Dabei gibt es sogar ein regional bekanntes Geschäft in der Zeile: Der Manga- und Anime-Laden von Rune im Haus Nummer 12 zieht junge Kunden auch zu Veranstaltungen an.

Stammkunden sind das wichtigste Kapital der Läden

Annette Krech vom Schuhgeschäft Schulze-Arendt sagt: „Wir haben viele Stammkunden.“ Sie spricht damit den wichtigsten Faktor auch für viele ihrer Nachbarn aus. Sie freue sich, dass sich was tut, fügt sie hinzu. Unlängst hat sie ihren Verkaufsraum modernisiert; ein Schild im Fenster wirbt: Die Parkgebühr im Parkhaus Florastraße werde für Kunden übernommen.
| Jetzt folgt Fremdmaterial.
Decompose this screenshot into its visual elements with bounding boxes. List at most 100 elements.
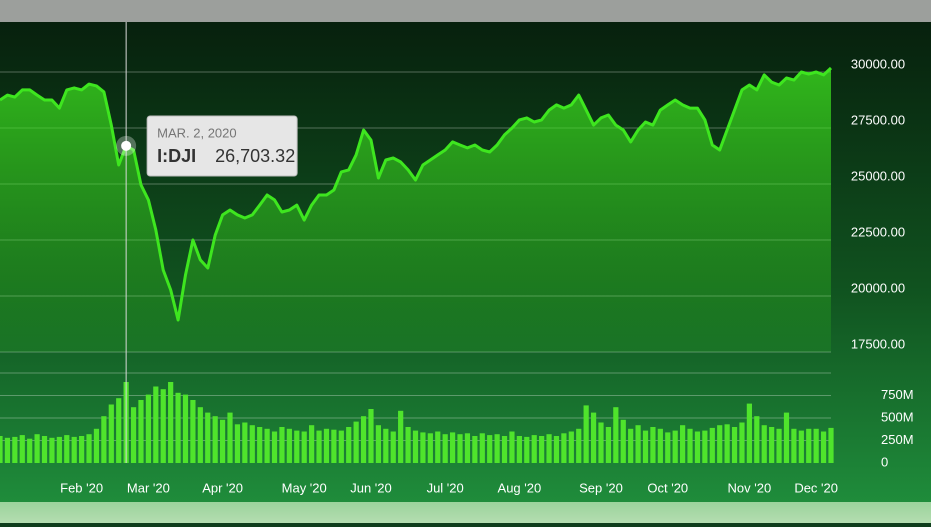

Heike Nippes vom Schuhhaus Hugenbruch an der Ecke Eiland/ Ufergarten: Wie Kunden auf welches Angebot reagieren, lasse sich trotz aller Erfahrung einfach nicht vorhersagen, sagt sie.

Früher war das Eiland mal eine schöne Straße, sagt Elke Lauer, seit 35 Jahren im Reformhaus am anderen Ende der Straße. Da gab es noch einen Lebensmittelladen, ein Plattengeschäft und überhaupt einen bunten Mix von Läden. „Jetzt fragen manche: Eiland – wo soll das denn sein?“, fügt sie hinzu.

Viele Einrichtungen an der Straße zählen eben nicht zu den typischen Frequenzbringern, von denen andere Geschäfte profitieren. Eine Finanzberatung ist vor Ort, Büros. Es gibt einen Telefon- und einen Computerladen, ein Nagelstudio. Die Clearingstelle der katholischen Jugendagentur ist Anlaufstelle für junge Leute in schwierigen Situationen.

EILAND

ZUFAHRT Das Eiland ist – anders als die Straßen in seiner Umgebung – für den Autoverkehr freigegeben und dient als Zufahrt vom Ufergarten aus ins Zentrum. Teils ebenfalls befahrbare Wege führen Richtung untere Hauptstraße: die Johannisstraße und der Südwall. 

GESCHICHTE Fotos belegen, dass das Gebiet des heutigen Eilands vor dem Zweiten Weltkrieg nur durch Gassen erschlossen war.

In den künftigen Fenstern von Design Your Own hängt bereits der Hinweis: „Derzeit noch Ufergarten 25“. Inhaberin Elizabeth Konstantinidis, die auch Kurse anbietet, wird mit ihren bunten Stoffen in die Räume ziehen, in denen vor zwei Jahren noch das Internet-Café der Volkshochschule war. Am 8. August soll es soweit sein, sagt sie, genau einen Tag vor der Sonntagsöffnung für die Sommerparty Echt.Scharf.Solingen.